Editors Reads Verdict
Anne Frank's diary is one of the most important documents of the twentieth century. Its power comes not from historical sweep but from the intimacy and intelligence of a single adolescent voice refusing to surrender hope in the most terrible circumstances.
What We Loved
- The most intimate and accessible first-person account of the Holocaust
- Anne's voice is extraordinary — perceptive, funny, profound, and wholly believable
- The contrast between her inner world and her external circumstances is devastating
- Has introduced millions of young people to the reality of the Holocaust
Minor Drawbacks
- Some entries are edited from the original — the unedited version provides more complete context
- The diary ends before Anne's death — readers must seek out additional accounts for the full story
Key Takeaways
- → Individual humanity persists in conditions designed to dehumanise
- → Hope and intellectual life can be maintained even in conditions of extreme constriction
- → The Holocaust was experienced one family, one hiding place, one day at a time
- → Adolescent interiority — its ambitions, loves, irritations, and dreams — is as vivid under persecution as in freedom
- → Documentation of individual experience preserves what historical statistics cannot
| Author | Anne Frank |
|---|---|
| Publisher | Bantam Books |
| Pages | 283 |
| Published | June 25, 1947 |
| Language | English |
| Genre | History, Biography, Classic |
| Difficulty | Beginner |
| Best For | Everyone. Required reading for any human being who wants to understand the twentieth century and the stakes of political violence against minorities. |
The Most Important Diary Ever Written
In June 1942, on her thirteenth birthday, Annelies Marie Frank received a red-and-white checkered diary from her father. Three weeks later, her family went into hiding in a concealed annex above Otto Frank’s Amsterdam office to escape deportation by the Nazi occupiers of the Netherlands. For the next two years, until their betrayal and arrest in August 1944, Anne kept her diary — writing to an imaginary friend she called Kitty — documenting the confined, frightened, and internally rich life of a teenager hiding from genocide.

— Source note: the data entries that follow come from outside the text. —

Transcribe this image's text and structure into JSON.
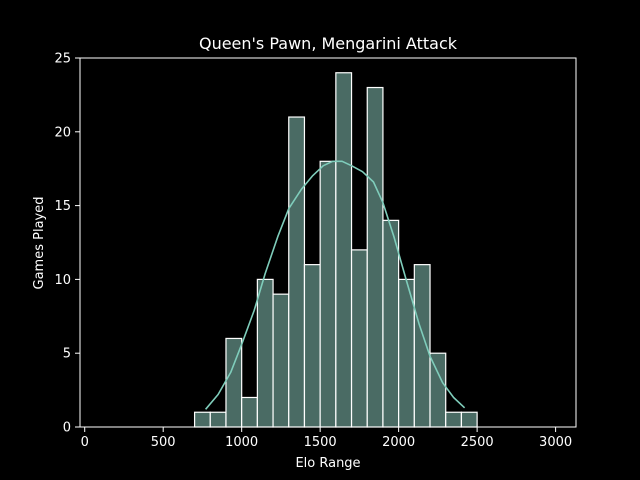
{
  "chart_data": {
    "type": "bar",
    "title": "Queen's Pawn, Mengarini Attack",
    "xlabel": "Elo Range",
    "ylabel": "Games Played",
    "xlim": [
      -30,
      3130
    ],
    "ylim": [
      0,
      25
    ],
    "xticks": [
      0,
      500,
      1000,
      1500,
      2000,
      2500,
      3000
    ],
    "yticks": [
      0,
      5,
      10,
      15,
      20,
      25
    ],
    "grid": false,
    "legend": "none",
    "bins": [
      {
        "x0": 700,
        "x1": 800,
        "count": 1
      },
      {
        "x0": 800,
        "x1": 900,
        "count": 1
      },
      {
        "x0": 900,
        "x1": 1000,
        "count": 6
      },
      {
        "x0": 1000,
        "x1": 1100,
        "count": 2
      },
      {
        "x0": 1100,
        "x1": 1200,
        "count": 10
      },
      {
        "x0": 1200,
        "x1": 1300,
        "count": 9
      },
      {
        "x0": 1300,
        "x1": 1400,
        "count": 21
      },
      {
        "x0": 1400,
        "x1": 1500,
        "count": 11
      },
      {
        "x0": 1500,
        "x1": 1600,
        "count": 18
      },
      {
        "x0": 1600,
        "x1": 1700,
        "count": 24
      },
      {
        "x0": 1700,
        "x1": 1800,
        "count": 12
      },
      {
        "x0": 1800,
        "x1": 1900,
        "count": 23
      },
      {
        "x0": 1900,
        "x1": 2000,
        "count": 14
      },
      {
        "x0": 2000,
        "x1": 2100,
        "count": 10
      },
      {
        "x0": 2100,
        "x1": 2200,
        "count": 11
      },
      {
        "x0": 2200,
        "x1": 2300,
        "count": 5
      },
      {
        "x0": 2300,
        "x1": 2400,
        "count": 1
      },
      {
        "x0": 2400,
        "x1": 2500,
        "count": 1
      }
    ],
    "kde": {
      "x": [
        770,
        850,
        930,
        1000,
        1080,
        1150,
        1230,
        1300,
        1380,
        1450,
        1520,
        1580,
        1640,
        1700,
        1770,
        1840,
        1900,
        1970,
        2050,
        2130,
        2200,
        2280,
        2350,
        2420
      ],
      "y": [
        1.2,
        2.2,
        3.7,
        5.6,
        7.9,
        10.4,
        12.9,
        14.8,
        16.1,
        17.0,
        17.7,
        18.0,
        18.0,
        17.7,
        17.3,
        16.6,
        15.2,
        12.9,
        9.9,
        7.0,
        4.8,
        3.0,
        2.0,
        1.3
      ]
    },
    "colors": {
      "background": "#000000",
      "bar_fill": "#4a6b64",
      "bar_edge": "#ffffff",
      "kde_line": "#7fcdbb",
      "axis": "#ffffff",
      "text": "#ffffff"
    }
  }
}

She did not survive. Anne Frank died in Bergen-Belsen concentration camp in February or March of 1945, three months before liberation. Her father, the family’s only survivor, returned to Amsterdam after the war and found his daughter’s diary among the papers scattered on the floor of their ransacked hiding place.
A Voice of Exceptional Clarity
What makes The Diary of a Young Girl extraordinary is not its historical importance — though it has that in abundance — but the quality of Anne Frank’s voice itself. She is funny, sharp, self-aware, sexually curious, ambitious, sometimes petty, often profound, always wholly alive. The diary is not a historical document that happened to be written by a young person; it is a vivid piece of writing by an exceptionally gifted observer of human nature who happened to be living through the Holocaust.
Her observations of the adults in the annex — her frustrations with her mother, her adoration of her father, her evolving relationship with Peter van Pels, her contempt for the squabbles that erupted in confined quarters — are the observations of a natural writer.
The Universal and the Historical
The diary’s historical specificity — the Nazi occupation, the systematic deportations, the hiding, the constant fear of discovery — is inseparable from its emotional universality. Anne writes about the things all adolescents experience: the desire to be understood, conflicts with parents, romantic feeling, uncertainty about the future, the hunger for experience and freedom. That these universal adolescent experiences are occurring in conditions of persecution gives the diary its particular moral force.
The Question of Survival
Anne writes repeatedly and movingly about her hope — that the war will end, that she will survive, that she will become a writer. Her final diary entry is dated August 1, 1944. Three days later, the Gestapo arrived. The distance between her hopes and her fate is the diary’s silent, permanent coda.
Final Verdict
The Diary of a Young Girl is required reading for all of humanity. It preserves one life’s worth of what the Holocaust consumed in millions — and it does so in a voice that refuses to be reduced to a statistic.
Our rating: 4.8/5 — Irreplaceable. One of the most important books ever written, by one of history’s most extraordinary unfinished voices.